Sure there are. :) Technically speaking, anyway. Here’s a type for “strings that end with a dot”:

  -- | A string that ends in the character '.',
  -- represented as a string without its trailing dot.
  newtype StringEndingInDot = StringEndingInDot String

  fromString :: String -> Maybe StringEndingInDot
  fromString str = case reverse str of
    '.':cs -> Just $ StringEndingInDot (reverse cs)
    _      -> Nothing

  toString :: StringEndingInDot -> String
  toString (StringEndingInDot str) = str ++ "."

And here’s a type for “strings that match [a-z]+”:

  data Letter = A | B | C | D | ... | X | Y | Z
  type StringAZ = NonEmpty Letter

Now, admittedly, I would never use either of these types in real code, which is probably your actual point. :) But that’s a situation where there is a pragmatic “escape hatch” of sorts, since you can create an abstract datatype to represent these sorts of things in the type system without having to genuinely prove them:

  module StringEndingInDot(StringEndingInDot, fromString, toString) where
    newtype StringEndingInDot = StringEndingInDot { toString :: String }

    fromString :: String -> Maybe StringEndingInDot
    fromString str = case reverse str of
      '.':_ -> Just $ StringEndingInDot str
      _     -> Nothing

You may rightly complain that’s a lot of boilerplate just to represent this one property, and it doesn’t compose. That’s where the “Ghosts of Departed Proofs” paper (https://kataskeue.com/gdp.pdf) cited in the conclusion can come in. It provides a technique like the above that’s a little more advanced, but brings back composition.

>Technically speaking, anyway. Here’s a type for “strings that end with a dot”:

These are just two functions that wrap and unwrap a string. Your "type" doesn't generate a compile-time error when constructed with the wrong data. This doesn't even handle the simplest use case:

   putStrLn (toString (fromString "something."))

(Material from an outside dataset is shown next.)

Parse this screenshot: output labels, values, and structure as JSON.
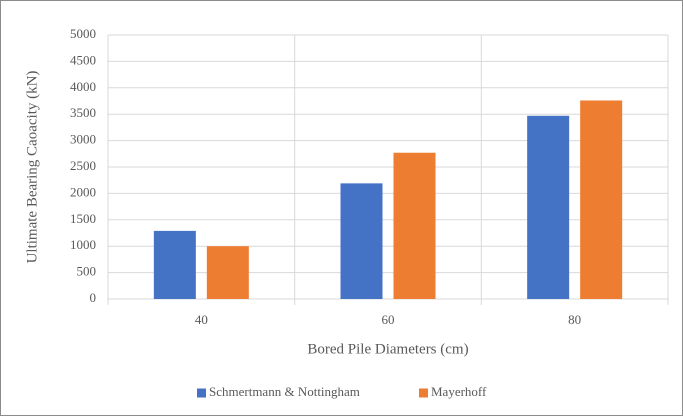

  • That code doesn't compile because fromString returns Maybe StringEndingInDot and toString takes StringEndingInDot. So it does protect you from misuse.

    • A properly enforced static type would not need to emit Maybe, because it would be impossible to set it to the wrong value in the first place.

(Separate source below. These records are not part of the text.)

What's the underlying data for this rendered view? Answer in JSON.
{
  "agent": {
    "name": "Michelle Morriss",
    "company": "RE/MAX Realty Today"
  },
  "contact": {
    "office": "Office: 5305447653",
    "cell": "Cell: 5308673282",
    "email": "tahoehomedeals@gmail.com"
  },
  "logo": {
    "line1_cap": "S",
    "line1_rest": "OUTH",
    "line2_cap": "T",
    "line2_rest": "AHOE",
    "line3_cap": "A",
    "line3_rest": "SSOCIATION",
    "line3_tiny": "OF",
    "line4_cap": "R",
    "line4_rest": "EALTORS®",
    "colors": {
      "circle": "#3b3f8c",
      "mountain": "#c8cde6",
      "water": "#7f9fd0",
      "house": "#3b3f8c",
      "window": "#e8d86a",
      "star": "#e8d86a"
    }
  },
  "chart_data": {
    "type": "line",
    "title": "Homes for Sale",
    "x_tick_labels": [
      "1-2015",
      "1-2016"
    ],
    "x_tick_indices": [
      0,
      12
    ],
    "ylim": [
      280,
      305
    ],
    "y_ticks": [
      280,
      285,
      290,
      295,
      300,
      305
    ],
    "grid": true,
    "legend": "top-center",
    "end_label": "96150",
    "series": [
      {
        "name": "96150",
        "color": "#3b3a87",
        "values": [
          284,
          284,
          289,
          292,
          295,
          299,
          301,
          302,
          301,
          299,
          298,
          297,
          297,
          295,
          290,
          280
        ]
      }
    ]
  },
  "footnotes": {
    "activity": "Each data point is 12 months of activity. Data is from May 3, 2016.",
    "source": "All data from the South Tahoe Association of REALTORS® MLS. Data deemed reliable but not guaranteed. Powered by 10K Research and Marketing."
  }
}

      Not to mention that to be truly useful a static type would need some sort of literal that would emit a compile-time error if the supplied init data was wrong.

      In short, examples above do not demonstrate Haskell's ability to statically enforce rules like "string needs to end with a dot".

      Now, you could make a type that always prepends a dot when asked for a string representation, which happens to enforce this specific constraint, but you cannot use a trick like this for most constraints (such as the second example of "only alpha characters").